Alcohol withdrawal is an uncomfortable and potentially life-threatening condition that must be treated before patients can achieve sobriety. Benzodiazepines remain the first-line treatment for alcohol withdrawal; however, these agents could:
- exacerbate agitation
- interact adversely with other medications, particularly opioids
- be unsafe for outpatients at risk of drinking again.
Off-label use of anticonvulsants could reduce these risks. In our emergency department, we routinely use these agents as monotherapy for patients discharging to outpatient detoxification or as adjunctive treatment for patients who require admission for severe withdrawal (Table1,2).
Gabapentin is safe for patients with liver disease and has few drug–drug interactions.1 Dosages of at least 1,200 mg/d seems to be comparable to lorazepam for alcohol withdrawal and could help prevent relapse after the withdrawal period.1 Many patients report that gabapentin helps them sleep. Gabapentin could cause gastrointestinal upset or slight dizziness; patients with severe renal disease might require dosage adjustments.

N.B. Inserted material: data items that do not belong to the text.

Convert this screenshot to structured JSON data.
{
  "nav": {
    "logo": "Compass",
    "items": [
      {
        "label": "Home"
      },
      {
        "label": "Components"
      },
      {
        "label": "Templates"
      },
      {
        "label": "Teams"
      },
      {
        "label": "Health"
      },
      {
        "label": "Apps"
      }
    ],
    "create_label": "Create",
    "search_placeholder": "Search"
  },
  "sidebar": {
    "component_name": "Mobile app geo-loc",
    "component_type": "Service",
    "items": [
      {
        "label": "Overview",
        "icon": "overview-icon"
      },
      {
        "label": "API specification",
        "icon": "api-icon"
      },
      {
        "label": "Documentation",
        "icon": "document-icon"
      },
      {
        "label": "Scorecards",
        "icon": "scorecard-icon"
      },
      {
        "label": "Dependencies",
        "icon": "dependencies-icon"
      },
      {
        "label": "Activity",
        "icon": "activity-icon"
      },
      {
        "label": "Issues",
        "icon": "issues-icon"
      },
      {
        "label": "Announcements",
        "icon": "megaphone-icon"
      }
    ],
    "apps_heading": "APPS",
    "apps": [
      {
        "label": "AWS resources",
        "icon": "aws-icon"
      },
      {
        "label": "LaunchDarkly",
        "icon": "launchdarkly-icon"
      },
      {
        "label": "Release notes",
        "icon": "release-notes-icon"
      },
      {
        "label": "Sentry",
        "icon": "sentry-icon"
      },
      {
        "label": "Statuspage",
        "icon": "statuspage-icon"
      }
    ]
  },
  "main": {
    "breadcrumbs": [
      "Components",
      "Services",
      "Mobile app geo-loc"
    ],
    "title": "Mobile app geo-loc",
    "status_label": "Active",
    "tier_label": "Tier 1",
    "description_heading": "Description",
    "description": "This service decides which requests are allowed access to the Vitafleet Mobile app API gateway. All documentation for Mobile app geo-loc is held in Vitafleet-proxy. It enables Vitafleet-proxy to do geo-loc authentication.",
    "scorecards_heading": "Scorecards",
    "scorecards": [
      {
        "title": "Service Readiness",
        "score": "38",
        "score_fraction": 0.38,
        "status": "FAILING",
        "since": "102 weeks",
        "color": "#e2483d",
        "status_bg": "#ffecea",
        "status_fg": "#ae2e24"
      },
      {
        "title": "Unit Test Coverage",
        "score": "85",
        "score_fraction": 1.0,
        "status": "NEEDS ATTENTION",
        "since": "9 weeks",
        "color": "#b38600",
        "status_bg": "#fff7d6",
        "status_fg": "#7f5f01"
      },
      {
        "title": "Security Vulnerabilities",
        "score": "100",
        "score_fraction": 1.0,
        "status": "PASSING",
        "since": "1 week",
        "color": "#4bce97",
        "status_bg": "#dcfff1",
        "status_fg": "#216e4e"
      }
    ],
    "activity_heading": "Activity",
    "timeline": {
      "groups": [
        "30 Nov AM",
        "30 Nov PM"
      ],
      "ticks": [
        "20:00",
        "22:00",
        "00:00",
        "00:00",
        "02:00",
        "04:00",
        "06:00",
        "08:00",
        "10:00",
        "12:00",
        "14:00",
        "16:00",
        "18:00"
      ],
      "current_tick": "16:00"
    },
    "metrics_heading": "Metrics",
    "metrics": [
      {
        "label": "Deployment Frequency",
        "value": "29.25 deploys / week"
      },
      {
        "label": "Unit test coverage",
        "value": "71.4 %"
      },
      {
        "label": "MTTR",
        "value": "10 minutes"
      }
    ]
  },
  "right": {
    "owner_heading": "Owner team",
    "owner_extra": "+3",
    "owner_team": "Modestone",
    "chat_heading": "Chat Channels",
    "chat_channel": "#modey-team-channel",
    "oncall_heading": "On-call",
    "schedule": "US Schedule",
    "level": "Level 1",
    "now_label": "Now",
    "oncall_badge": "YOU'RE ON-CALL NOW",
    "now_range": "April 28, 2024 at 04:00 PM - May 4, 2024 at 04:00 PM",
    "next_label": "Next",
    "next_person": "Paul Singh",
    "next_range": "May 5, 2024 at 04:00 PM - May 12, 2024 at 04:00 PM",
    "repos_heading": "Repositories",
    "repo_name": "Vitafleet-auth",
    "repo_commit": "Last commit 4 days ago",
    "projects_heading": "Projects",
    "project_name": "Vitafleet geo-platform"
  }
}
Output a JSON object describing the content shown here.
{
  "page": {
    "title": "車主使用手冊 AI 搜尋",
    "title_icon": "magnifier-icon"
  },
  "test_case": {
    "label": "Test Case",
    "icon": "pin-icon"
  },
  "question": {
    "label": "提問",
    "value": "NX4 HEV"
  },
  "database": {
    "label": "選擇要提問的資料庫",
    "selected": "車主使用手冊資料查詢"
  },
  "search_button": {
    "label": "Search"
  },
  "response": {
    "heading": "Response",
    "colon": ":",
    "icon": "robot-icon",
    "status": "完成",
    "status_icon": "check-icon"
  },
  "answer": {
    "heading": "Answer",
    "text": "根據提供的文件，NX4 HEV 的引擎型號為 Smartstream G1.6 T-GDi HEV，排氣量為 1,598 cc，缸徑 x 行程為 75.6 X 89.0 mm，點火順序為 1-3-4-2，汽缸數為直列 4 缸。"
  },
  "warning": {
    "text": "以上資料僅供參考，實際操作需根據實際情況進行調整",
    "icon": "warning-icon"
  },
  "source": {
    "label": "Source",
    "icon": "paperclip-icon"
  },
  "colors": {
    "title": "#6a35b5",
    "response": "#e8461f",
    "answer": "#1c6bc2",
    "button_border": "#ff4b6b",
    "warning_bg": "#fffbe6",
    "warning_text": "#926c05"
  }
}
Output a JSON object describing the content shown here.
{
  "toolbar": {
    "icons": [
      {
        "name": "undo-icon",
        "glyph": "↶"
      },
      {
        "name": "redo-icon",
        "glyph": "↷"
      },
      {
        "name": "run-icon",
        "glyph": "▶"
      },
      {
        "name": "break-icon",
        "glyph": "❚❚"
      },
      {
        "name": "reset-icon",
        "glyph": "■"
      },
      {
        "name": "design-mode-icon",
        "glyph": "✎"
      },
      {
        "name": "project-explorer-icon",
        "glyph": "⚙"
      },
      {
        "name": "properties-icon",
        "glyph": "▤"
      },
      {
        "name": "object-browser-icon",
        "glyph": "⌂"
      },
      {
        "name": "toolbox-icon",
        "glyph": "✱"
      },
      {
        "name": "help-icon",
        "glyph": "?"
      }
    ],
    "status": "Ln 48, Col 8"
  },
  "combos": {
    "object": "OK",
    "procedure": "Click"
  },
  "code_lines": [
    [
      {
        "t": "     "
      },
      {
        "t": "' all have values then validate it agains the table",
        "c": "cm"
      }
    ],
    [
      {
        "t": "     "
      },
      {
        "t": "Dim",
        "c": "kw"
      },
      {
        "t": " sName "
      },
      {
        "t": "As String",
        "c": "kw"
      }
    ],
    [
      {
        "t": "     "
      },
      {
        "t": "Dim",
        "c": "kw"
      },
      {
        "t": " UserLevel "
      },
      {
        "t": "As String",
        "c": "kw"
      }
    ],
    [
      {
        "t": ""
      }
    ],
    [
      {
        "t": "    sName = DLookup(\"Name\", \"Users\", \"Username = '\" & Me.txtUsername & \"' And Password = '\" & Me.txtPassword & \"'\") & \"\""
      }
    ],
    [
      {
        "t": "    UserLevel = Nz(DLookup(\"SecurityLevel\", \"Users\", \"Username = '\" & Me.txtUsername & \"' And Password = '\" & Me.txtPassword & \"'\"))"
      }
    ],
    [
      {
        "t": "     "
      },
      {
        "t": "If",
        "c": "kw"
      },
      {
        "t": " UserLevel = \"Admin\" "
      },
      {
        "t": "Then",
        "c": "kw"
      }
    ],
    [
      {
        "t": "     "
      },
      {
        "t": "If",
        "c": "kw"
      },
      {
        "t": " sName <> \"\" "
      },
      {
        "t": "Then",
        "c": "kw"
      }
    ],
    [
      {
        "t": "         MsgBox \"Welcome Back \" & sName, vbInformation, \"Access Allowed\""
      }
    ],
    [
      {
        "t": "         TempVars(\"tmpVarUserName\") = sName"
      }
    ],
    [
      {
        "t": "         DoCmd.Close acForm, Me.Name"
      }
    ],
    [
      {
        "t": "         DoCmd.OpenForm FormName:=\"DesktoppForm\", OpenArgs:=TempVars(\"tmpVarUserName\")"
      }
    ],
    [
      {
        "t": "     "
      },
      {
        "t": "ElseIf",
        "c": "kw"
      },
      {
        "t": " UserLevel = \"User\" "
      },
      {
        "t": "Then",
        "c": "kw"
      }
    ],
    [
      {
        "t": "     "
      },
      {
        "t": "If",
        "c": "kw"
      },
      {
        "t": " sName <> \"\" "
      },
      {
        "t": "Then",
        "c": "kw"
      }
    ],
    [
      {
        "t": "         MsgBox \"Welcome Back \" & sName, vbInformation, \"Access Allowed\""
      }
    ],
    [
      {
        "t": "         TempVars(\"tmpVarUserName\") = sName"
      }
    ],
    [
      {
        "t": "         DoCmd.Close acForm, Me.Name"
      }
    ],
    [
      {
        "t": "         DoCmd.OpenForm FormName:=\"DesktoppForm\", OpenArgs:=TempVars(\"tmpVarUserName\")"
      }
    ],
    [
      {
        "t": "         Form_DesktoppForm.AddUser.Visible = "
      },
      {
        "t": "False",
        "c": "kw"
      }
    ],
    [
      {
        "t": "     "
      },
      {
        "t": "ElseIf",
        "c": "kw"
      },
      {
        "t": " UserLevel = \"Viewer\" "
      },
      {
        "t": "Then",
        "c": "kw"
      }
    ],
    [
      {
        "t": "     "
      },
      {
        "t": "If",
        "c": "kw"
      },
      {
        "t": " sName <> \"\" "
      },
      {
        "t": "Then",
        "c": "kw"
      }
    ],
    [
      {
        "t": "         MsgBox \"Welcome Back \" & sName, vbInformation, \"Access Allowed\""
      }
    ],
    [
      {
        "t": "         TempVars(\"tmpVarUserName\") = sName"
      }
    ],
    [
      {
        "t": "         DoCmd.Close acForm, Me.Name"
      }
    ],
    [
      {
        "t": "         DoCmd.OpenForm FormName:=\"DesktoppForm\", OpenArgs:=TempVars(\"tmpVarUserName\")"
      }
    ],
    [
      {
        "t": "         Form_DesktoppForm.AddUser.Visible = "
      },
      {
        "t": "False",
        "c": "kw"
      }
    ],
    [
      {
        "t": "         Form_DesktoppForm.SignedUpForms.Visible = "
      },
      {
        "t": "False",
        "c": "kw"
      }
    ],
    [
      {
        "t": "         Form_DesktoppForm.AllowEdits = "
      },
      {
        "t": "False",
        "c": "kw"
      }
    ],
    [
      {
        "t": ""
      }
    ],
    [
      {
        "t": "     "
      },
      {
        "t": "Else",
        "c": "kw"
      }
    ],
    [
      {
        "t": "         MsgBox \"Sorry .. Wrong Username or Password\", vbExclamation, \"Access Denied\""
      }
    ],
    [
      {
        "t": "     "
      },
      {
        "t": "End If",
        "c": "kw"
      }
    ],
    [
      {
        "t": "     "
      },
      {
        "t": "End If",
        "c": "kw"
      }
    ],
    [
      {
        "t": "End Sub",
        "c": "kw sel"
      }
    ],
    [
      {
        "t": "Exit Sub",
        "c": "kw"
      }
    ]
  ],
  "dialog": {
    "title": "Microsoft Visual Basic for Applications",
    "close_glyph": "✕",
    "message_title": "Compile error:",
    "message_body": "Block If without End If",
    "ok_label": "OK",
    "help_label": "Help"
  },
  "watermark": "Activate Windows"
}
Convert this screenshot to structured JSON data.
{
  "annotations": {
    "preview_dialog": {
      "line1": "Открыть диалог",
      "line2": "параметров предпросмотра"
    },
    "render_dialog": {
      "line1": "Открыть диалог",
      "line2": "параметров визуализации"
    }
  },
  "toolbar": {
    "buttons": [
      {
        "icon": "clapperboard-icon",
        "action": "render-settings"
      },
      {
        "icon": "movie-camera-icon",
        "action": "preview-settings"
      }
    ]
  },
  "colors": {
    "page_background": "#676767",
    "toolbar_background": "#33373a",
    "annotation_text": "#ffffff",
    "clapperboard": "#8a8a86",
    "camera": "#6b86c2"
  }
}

Carbamazepine. In a randomized double-blind trial, carbamazepine was superior to lorazepam in preventing rebound withdrawal symptoms and reducing post-treatment drinking, although both agents were effective in decreasing withdrawal symptoms.2 Avoid this agent in patients with serum liver enzymes 3 times higher than normal values, renal disease, neuropathy, thrombocytopenia, or leukopenia. Drug–drug interactions typically are not of concern unless a patient takes carbamazepine for several weeks.
Divalproex with as-needed benzodiazepines reduces the duration of withdrawal and risk of medical complications.3 Avoid using divalproex in patients with thrombocytopenia, leukopenia, or severe liver disease.